Final notes
Overview
Teaching: 15 min
Exercises: 15 minQuestions
What are some tips and tricks I can use to make this easier?
Objectives
Understand how to make a DAG graph.
Now that we know how to write and scale a pipeline, here are some tips and tricks for making the process go more smoothly.
snakemake -n
is your friend
Whenever you edit your Snakefile, run snakemake -n
immediately afterwards.
This will check for errors and make sure that the pipeline is able to run.
The most common source of errors is a mismatch in filenames
(Snakemake doesn’t know how to produce a particular output file) —
snakemake -n
will catch this as long as the troublesome output files haven’t
already been made.
Configuring logging
By default, Snakemake prints all output from stderr and stdout from rules. This is useful, but if a failure occurs (or we otherwise need to inspect the logs) it can be extremely difficult to determine what happened or which rule had an issue, especially when running in parallel.
The solution to this issue is to redirect the output from each rule/
set of inputs to a dedicated log file.
We can do this using the log
keyword.
Let’s modify our count_words
rule to be slightly more verbose and redirect
this output to a dedicated log file.
Two things before we start:
&>
is a handy operator in bash that redirects bothstdout
andstderr
to a file.&>>
does the same thing as&>
, but appends to a file instead of overwriting it.
# count words in one of our "books"
rule count_words:
input:
wc='wordcount.py',
book='books/{file}.txt'
output: 'dats/{file}.dat'
threads: 4
log: 'dats/{file}.log'
shell:
'''
echo "Running {input.wc} with {threads} cores on {input.book}." &> {log}
python {input.wc} {input.book} {output} &>> {log}
'''
$ snakemake clean
$ snakemake -j 8
$ cat dats/abyss.log
# snakemake output omitted
Running wordcount.py with 4 cores on books/abyss.txt.
Notice how the pipeline no longer prints to the pipeline’s log, and instead redirects this to a log file.
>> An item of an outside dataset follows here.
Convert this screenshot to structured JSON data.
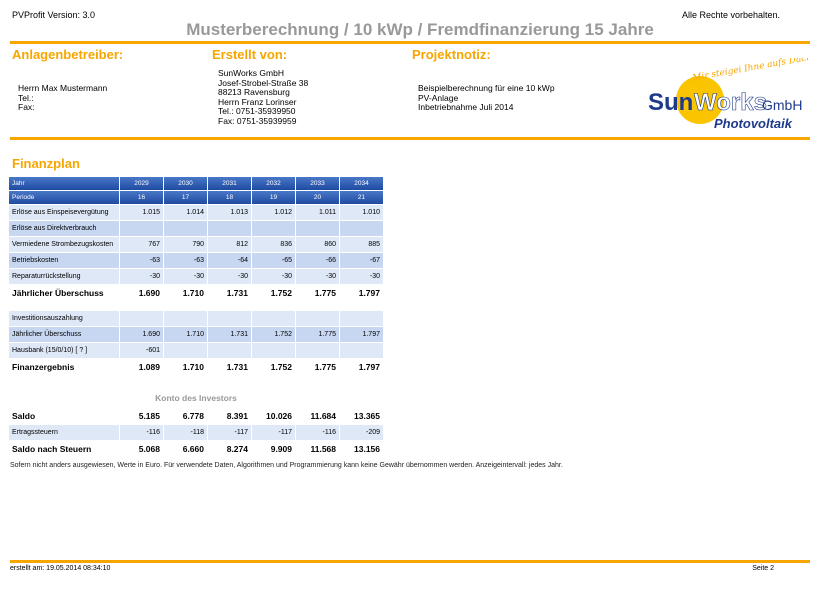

Choosing a good log file location
Though you can put a log anywhere (and name it anything), it is often a good practice to put the log in the same directory where the rule’s output will be created. If you need to investigate the output for a rule and associated log files, this means that you only have to check one location!
Token files
Often, a rule does not generate a unique output, and merely modifies a file.
In these cases it is often worthwhile to create a placeholder, or “token file”
as output.
A token file is simply an empty file that you can create with the touch command
(touch some_file.txt
creates an empty file called some_file.txt
).
An example rule using this technique is shown below:
rule token_example:
input: 'some_file.txt'
output: 'some_file.tkn' # marks some_file.txt as modified
shell:
'''
some_command --do-things {input} &&
touch {output}
'''
Directory locks
Only one instance of Snakemake can run in a directory at a time.
If a Snakemake run fails without unlocking the directory
(if you killed the process, for instance), you can run
snakemake --unlock
to unlock it.
Python as a fallback
Remember, you can use Python imports and functions anywhere in a Snakefile.
If something seems a little tricky to implement - Python can do it.
The os
, shutil
, and subprocess
packages are useful tools for using Python
to execute command line actions.
In particular, os.system('some command')
will run a command on the
command-line and block until execution is complete.
Creating a workflow diagram
Assuming graphviz is installed (conda install graphviz
),
you can create a diagram of your workflow with the command:
snakemake --dag | dot -Tsvg > dag.svg
.
This creates a plot of your “directed acyclic graph”
(a plot of all of the rules Snakemake thinks it needs to complete),
which you can view using any picture viewing program.
In fact this was the tool used to create all of the diagrams in this lesson:
snakemake --dag | dot -Tsvg > dag.svg
eog dag.svg # eog is an image viewer installed on many Linux systems
Rules that have yet to be completed are indicated with solid outlines.
Already completed tasks will be indicated with dashed outlines.
In this case, I ran snakemake clean
,
just before creating the diagram — no rules have been run yet.
Viewing the GUI
Snakemake has an experimental web browser GUI. I personally haven’t used it for anything, but it’s cool to know it’s there and can be used to view your workflow on the fly.
snakemake --gui
Where to go for documentation / help
The Snakemake documentation is located at snakemake.readthedocs.io
Key Points
Token files can be used to take the place of output files if none are created.
snakemake --dag | dot -Tsvg > dag.svg
creates a graphic of your workflow.
snakemake --gui
opens a browser window with your workflow.